Myth 1: Ankle braces prevent all ankle injuries.
Some coaches insist their players wear braces to prevent ankle sprains, while some opt to wear them. There are many studies pointing to the use of ankle braces after a first ankle injury to reduce the incidence of recurrent sprains. Having said that, athletes can wear them if they feel safer without an ankle injury.
"The decision to support is entirely dependent on a combination of injury history and future injury risk," Dr. Page said. Your risk is higher if you've injured your ankle before, or if you're participating in jumping sports (as opposed to running, where the risk of ankle injury is much lower). The disadvantage of wearing a brace is that you may reduce mobility for stability. Is it really worth it for healthy ankles when your performance in low-risk sports like jogging may be slightly affected? maybe not.
Myth #2: Ankle braces increase the chance of knee injuries.
The force on the knee after jump landing has been studied. Those researchers hypothesized that if you eliminated ankle motion, you would need more knees. Because they found that when an athlete wears an ankle brace, there is extra pressure on the knee, so it makes sense that this could leave the athlete vulnerable to injury. However, studies have shown that wearing ankle braces does not increase knee injuries.
"There is no evidence that wearing an ankle brace increases lower extremity injuries; however, there is evidence that in a laboratory setting, wearing a brace during jump landings changes the forces on the knee joint. But you can't automatically say it will cause harm, because There is no data to support this claim," Dr Page said.
Myth 3: Wearing an ankle brace can cause ankle weakness
This one is very simple. It does not change when testing the strength before wearing the ankle brace and after using the ankle brace for a long time. "There's a misconception that if you're braced, you don't need to use the ankle as much, so people conclude without evidence that they lose strength; however, there's no research to prove this.
Back in the early 1990s, ankle braces began to appear more frequently on sports fields and sports fields due to improved designs and less expensive than duct tape to secure an athlete's ankle. Ankle braces are ubiquitous today and come in many different designs, even sports-specific, to provide extra support after an injury, or to prevent ankle sprains in the first place.
Using ankle braces to prevent ankle injuries is becoming more common, and coaches, parents, and athletes often ask me if it's worth wearing an ankle brace. Current research suggests that the use of ankle braces in high school-age athletes reduces the incidence, but not severity, of acute ankle injuries. Ankle braces are not shown to reduce the severity of ankle, knee, or other lower extremity injuries.
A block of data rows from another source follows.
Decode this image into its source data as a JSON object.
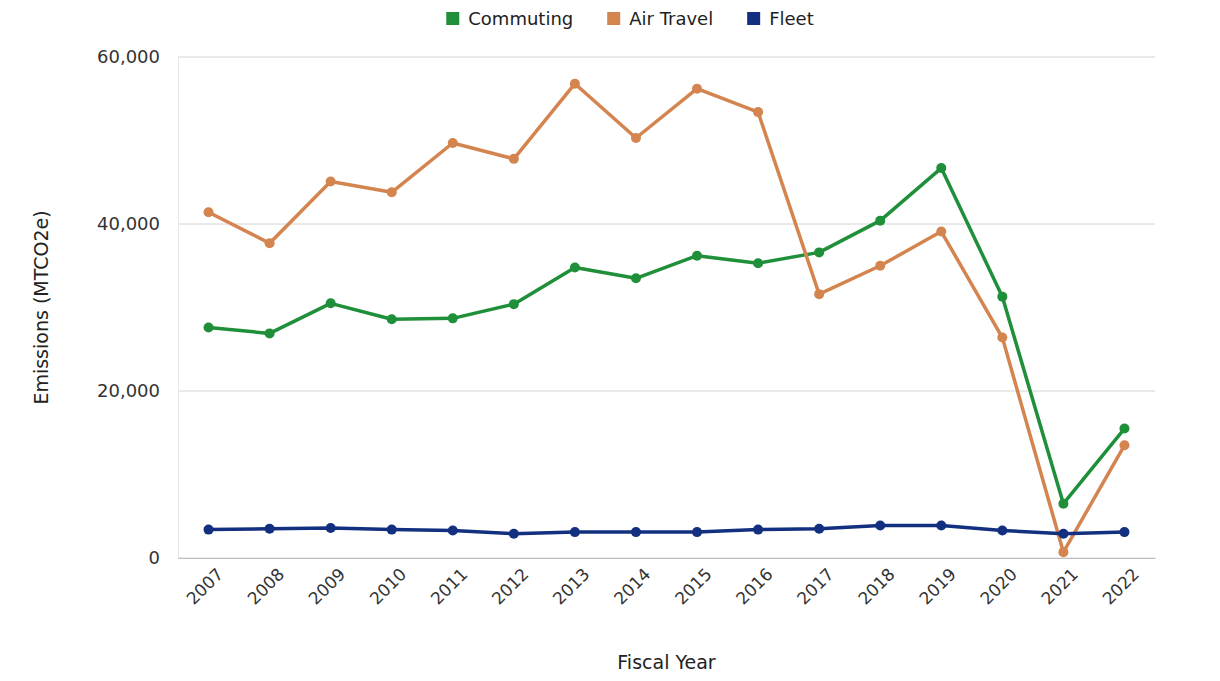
{
  "chart_data": {
    "type": "line",
    "x_label": "Fiscal Year",
    "y_label": "Emissions (MTCO2e)",
    "categories": [
      "2007",
      "2008",
      "2009",
      "2010",
      "2011",
      "2012",
      "2013",
      "2014",
      "2015",
      "2016",
      "2017",
      "2018",
      "2019",
      "2020",
      "2021",
      "2022"
    ],
    "series": [
      {
        "name": "Commuting",
        "color": "#1f8f3a",
        "marker": "circle",
        "values": [
          27600,
          26900,
          30500,
          28600,
          28700,
          30400,
          34800,
          33500,
          36200,
          35300,
          36600,
          40400,
          46700,
          31300,
          6500,
          15500
        ]
      },
      {
        "name": "Air Travel",
        "color": "#d4844e",
        "marker": "circle",
        "values": [
          41400,
          37700,
          45100,
          43800,
          49700,
          47800,
          56800,
          50300,
          56200,
          53400,
          31600,
          35000,
          39100,
          26400,
          700,
          13500
        ]
      },
      {
        "name": "Fleet",
        "color": "#12307f",
        "marker": "circle",
        "values": [
          3400,
          3500,
          3600,
          3400,
          3300,
          2900,
          3100,
          3100,
          3100,
          3400,
          3500,
          3900,
          3900,
          3300,
          2900,
          3100
        ]
      }
    ],
    "ylim": [
      0,
      60000
    ],
    "yticks": [
      0,
      {
        "value": 20000,
        "label": "20,000"
      },
      {
        "value": 40000,
        "label": "40,000"
      },
      {
        "value": 60000,
        "label": "60,000"
      }
    ],
    "grid": true,
    "legend": "top"
  }
}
Ankle ligaments, muscle and tendon units, and ankle bones form the internal support to keep the ankle secure. These internal supports are a vital link from your feet all the way to your hips for optimal performance. Ankle braces act as external support to limit certain movements, such as plantar flexion/varus (motion at the ankle joint that brings the foot down away from the leg and turns the foot inward), and gives you an idea of where the ankle joint is in space. For maximum effect, the ankle brace should fit comfortably in the shoes you wear during the activity, which also helps with compliance with the brace.
After an ankle injury, it is important to include rehabilitation as part of your treatment plan. Often, when an athlete still has ankle pain or has not regained full function, it is because he or she has not had enough time to recover properly. After an ankle injury, your provider may recommend rehabilitation services. Balance, range of motion, strength, and endurance are important therapeutic and training factors that rehabilitation providers use specifically for rehabilitation. Exercising as directed can help ensure a safe return to activity and reduce the likelihood of re-injury.
Remember, wearing ankle braces is not a 100% panacea or guarantee against injury. Making an informed decision with your healthcare provider will help you decide if wearing an ankle brace is right for you.